CVM agora é GOV.BR/CVM

 
Você está aqui:

Decisão do colegiado de 08/03/2022

Participantes

• MARCELO BARBOSA – PRESIDENTE
• FLÁVIA MARTINS SANT'ANNA PERLINGEIRO – DIRETORA
• ALEXANDRE COSTA RANGEL – DIRETOR
• OTTO EDUARDO FONSECA DE ALBUQUERQUE LOBO – DIRETOR

Reunião realizada eletronicamente, por videoconferência.

RECURSO CONTRA DECISÃO DA SNC – INDEFERIMENTO DO PEDIDO DE INCLUSÃO COMO RESPONSÁVEL TÉCNICO – F.I.A.R. – PROC. SEI 19957.000355/2022-41

Reg. nº 2490/22
Relator: SNC

Trata-se de recurso interposto por F.I.A.R. ("Recorrente") contra decisão da Superintendência de Normas Contábeis e de Auditoria – SNC que indeferiu seu pedido de inclusão como responsável técnico da Auditasse Auditores Independentes ("Auditasse").

Ao indeferir o pedido, a área técnica observou que o Recorrente já se encontrava registrado como responsável técnico em outra sociedade de auditoria e que a Resolução CVM nº 23/2021, em seu art. 11, parágrafo único, veda a assunção de responsabilidade técnica em mais de um Auditor Independente – Pessoa Jurídica.

Em suas razões de recurso, o Recorrente alegou ter deixado a referida sociedade de auditoria em 09.02.2021, além de ter informado não ser mais sócio e nem responsável técnico de nenhuma empresa há mais de um ano. Ademais, o Recorrente encaminhou a alteração contratual da sociedade de auditoria em questão para fins de comprovação de sua retirada da sociedade.
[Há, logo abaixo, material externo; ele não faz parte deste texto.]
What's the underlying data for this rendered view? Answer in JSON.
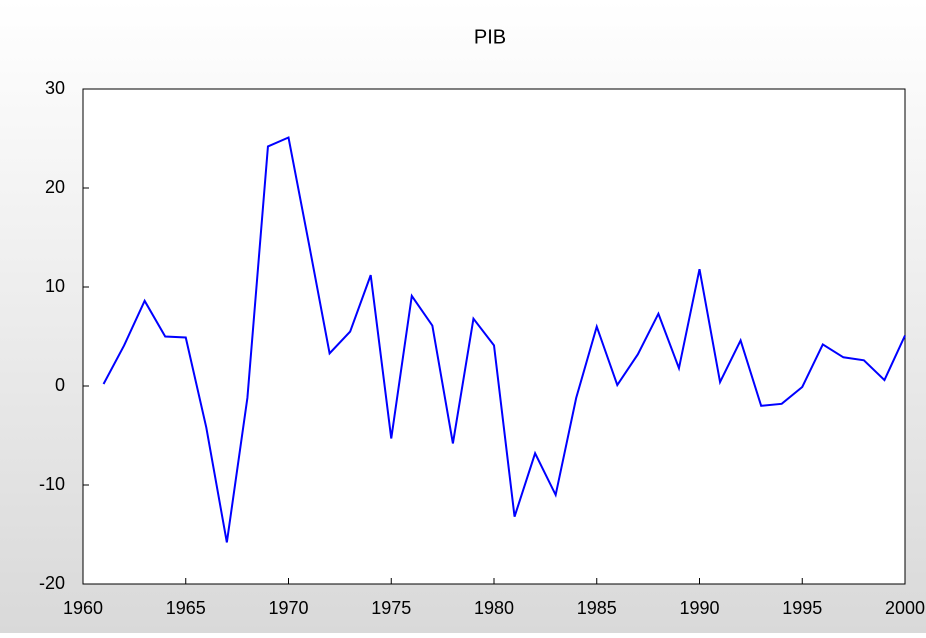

Em análise constante do Parecer Técnico nº 23/2022-CVM/SNC/GNA, a SNC destacou, inicialmente, que somente teve notícia da referida alteração contratual por meio da comunicação realizada pelo Recorrente em seu recurso, tendo ressaltado, a esse respeito, que a obrigação de atualização cadastral é de responsabilidade primária do auditor independente, conforme o disposto no art. 17 da Resolução CVM nº 23/2021. Assim, o Requerente constava, até o recebimento da citada alteração contratual, como representante da mencionada sociedade de auditoria perante a CVM, não tendo solicitado, em nenhum momento anterior, sua baixa como representante, sócio ou responsável técnico, ou sequer a atualização cadastral da sociedade. Isto posto, a área técnica entendeu que o pedido de inclusão de responsável técnico foi adequadamente indeferido, em função das informações disponíveis apresentadas pela sociedade e pelo Recorrente até aquele momento.

Superada a discussão sobre a eventual participação em duas sociedades de auditoria registradas na CVM, em continuidade à análise do recurso, a área técnica observou que (i) não foi apresentada comprovação de participação do Recorrente como sócio da Auditasse ou outro documento comprobatório que evidenciasse a existência de vínculo profissional de qualquer natureza, ambas situações previstas no §2º, art. 2º da Resolução CVM nº 23/2021; e (ii) o art. 6º-A da referida Resolução, específico para a inclusão de responsável técnico no cadastro de sociedades de auditoria, não foi atendido integralmente pelo Recorrente (três dos seis incisos não foram cumpridos). Desse modo, a SNC opinou pela manutenção da decisão de indeferimento do pedido.

O Colegiado, por unanimidade, acompanhando a manifestação da área técnica, deliberou pelo não provimento do recurso.